McClure brought the issue back to the broader questions of internationalism and multiculturalism. 

“You have internationalism and then multiculturalism, and how do we have them inform one another, and not be sometimes wandering on parallel tracks?” McClure asked. “They’re both important. They all have their own perspectives and methodologies and approaches. But how do you bring those things together?” 

Those questions will come into play when deciding what the IGC dean’s job description will look like, as Anderson-Levy wrote in her email update about the hiring process.

Maeda asked the same questions when she retired in November. She noted the difficulty of bringing the two concepts together and said Macalester was not always supportive of that work. 

“People were using these terms [of internationalism and multiculturalism] in lots of different ways,” Maeda said in an interview after she left the college. “And, as in any institution, some approaches to any kind of work are supported institutionally and others are not as well supported or can become marginalized.”

McClure said any results of those conversations about internationalism and multiculturalism will appear down the line in offices within the IGC like the CEC, too. 

“We start to think about, at the senior level… what the IGC will be doing. And then for the CEC, we want to continue, and we will have to figure out what that’s going to mean if there’s gonna be changes that could be made above,” McClure said. 
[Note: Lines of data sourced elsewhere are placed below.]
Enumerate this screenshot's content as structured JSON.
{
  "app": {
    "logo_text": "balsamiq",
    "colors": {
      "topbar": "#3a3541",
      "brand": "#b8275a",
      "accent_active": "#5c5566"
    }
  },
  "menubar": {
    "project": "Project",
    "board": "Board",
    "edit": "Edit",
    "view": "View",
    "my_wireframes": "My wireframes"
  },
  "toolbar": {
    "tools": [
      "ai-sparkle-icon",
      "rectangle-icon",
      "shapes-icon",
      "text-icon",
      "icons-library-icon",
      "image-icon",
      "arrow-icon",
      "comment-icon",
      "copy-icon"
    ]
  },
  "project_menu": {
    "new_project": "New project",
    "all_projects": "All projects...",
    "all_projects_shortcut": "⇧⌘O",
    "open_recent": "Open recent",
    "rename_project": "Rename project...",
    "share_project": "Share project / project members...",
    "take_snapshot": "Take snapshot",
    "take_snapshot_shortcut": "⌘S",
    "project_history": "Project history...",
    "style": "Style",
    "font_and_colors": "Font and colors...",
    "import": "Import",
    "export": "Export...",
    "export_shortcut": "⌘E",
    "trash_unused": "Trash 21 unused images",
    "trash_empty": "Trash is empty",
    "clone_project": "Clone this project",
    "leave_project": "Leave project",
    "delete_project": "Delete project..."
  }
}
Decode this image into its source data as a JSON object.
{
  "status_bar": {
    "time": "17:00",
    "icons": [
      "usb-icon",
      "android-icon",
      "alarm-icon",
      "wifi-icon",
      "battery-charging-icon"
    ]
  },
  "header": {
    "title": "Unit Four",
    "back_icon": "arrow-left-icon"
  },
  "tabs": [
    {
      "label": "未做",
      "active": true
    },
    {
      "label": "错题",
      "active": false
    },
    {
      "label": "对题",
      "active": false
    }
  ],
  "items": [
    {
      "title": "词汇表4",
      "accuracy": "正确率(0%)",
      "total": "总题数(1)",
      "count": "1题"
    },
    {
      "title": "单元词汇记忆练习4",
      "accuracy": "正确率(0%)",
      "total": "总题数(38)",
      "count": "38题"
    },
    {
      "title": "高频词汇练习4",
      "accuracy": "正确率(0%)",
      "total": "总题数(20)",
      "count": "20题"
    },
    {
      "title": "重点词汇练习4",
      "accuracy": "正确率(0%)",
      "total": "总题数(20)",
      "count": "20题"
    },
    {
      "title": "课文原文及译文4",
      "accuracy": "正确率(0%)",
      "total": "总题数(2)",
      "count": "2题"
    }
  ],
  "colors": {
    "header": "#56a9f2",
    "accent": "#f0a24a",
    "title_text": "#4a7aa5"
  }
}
Overvoorde, who has been working with the CEC, International Student Programs and the Center for Study Away in his role as interim dean, said he was also overseeing some of these changes. 

“Part of this work included working closely with Provost Anderson-Levy on changes in some positions,” Overvoorde wrote in an email to The Mac Weekly. 

Anderson-Levy did not respond to request for comment. 

While the IGC staff keep programs running through the end of the year and start hiring processes, they believe more shifts are on the horizon. 

“Everything is on the table … because it’s the situation circumstances call for,” McClure said.